If you're tired of having Chrome reloading inactive tabs when you select them after awhile, you'll be pleased to know you can force them to remain in memory by tweaking some options.
It's kind of awkward to write about this, as Chrome recently started doing what I had been asking for long. As someone that regularly keeps over 70 tabs open in several Chrome windows, where some tabs are kept open just as a "reminder", I've been asking for Chrome to implement something akin to the Great Suspender extension, that saves memory by unloading the web page until you click on it. Chrome now does something like that, but unfortunately I found myself in a weird fringe case.

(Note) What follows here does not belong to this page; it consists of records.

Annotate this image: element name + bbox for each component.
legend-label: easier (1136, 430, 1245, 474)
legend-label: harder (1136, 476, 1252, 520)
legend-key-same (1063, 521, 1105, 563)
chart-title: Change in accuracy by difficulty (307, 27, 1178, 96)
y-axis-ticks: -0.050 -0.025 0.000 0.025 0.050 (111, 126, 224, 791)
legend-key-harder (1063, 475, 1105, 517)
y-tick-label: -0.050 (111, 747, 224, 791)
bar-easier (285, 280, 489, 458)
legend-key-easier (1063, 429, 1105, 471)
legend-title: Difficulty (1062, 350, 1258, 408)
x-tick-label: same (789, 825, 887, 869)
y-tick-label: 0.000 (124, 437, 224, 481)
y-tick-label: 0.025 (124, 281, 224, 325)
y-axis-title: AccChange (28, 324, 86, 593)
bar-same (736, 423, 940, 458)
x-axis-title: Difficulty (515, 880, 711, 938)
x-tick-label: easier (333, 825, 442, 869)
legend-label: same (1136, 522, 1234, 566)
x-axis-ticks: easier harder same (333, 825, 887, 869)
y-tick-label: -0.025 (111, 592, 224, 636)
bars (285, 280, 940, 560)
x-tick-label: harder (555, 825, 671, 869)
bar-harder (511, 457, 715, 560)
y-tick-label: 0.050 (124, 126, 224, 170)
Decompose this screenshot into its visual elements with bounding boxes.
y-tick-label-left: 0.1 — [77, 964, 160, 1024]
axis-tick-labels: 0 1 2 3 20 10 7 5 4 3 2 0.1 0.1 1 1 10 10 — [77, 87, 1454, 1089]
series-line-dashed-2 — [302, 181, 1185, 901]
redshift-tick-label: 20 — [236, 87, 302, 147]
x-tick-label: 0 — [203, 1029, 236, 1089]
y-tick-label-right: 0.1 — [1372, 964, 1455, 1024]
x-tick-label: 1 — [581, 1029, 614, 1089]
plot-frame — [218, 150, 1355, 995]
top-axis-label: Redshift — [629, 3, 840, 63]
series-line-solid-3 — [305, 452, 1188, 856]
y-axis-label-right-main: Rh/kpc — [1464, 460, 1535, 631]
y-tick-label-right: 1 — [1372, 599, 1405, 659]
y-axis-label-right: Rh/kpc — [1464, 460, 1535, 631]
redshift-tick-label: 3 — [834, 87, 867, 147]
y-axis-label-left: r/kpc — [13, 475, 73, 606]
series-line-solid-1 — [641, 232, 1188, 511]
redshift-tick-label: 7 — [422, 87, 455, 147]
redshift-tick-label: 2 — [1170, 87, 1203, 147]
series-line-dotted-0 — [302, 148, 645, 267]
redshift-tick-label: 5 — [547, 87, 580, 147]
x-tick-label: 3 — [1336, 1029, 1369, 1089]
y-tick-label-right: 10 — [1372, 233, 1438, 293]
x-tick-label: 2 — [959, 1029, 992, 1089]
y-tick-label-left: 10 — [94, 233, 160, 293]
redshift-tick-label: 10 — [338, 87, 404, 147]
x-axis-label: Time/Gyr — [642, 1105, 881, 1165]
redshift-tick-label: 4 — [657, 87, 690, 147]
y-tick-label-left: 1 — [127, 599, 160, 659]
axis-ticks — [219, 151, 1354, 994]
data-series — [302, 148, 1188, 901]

Though in my main computer I have 24GB of RAM, in other computer I have just 4GB, and that keeps Chrome constantly near the top of memory. That makes it continuously discard tabs, meaning I often lose the place I had paused videos in, and other side effects. That fact that these are slower computers also means that the tab reloading processing takes a few seconds... and is annoying as hell. Even more when, previously, all these tabs were kept in memory, and provided instant access, even when using nearly all the available RAM.
Fortunately we can get that back by visiting chrome://flags and disabling the "Automatic tab discarding" option
If enabled, tabs get automatically discarded from memory when the system memory is low. Discarded tabs are still visible on the tab strip and get reloaded when clicked on. Info about discarded tabs can be found at chrome://discards.
This way you won't save memory... but you'll be able to save time and frustration when you're in a similar case like I was.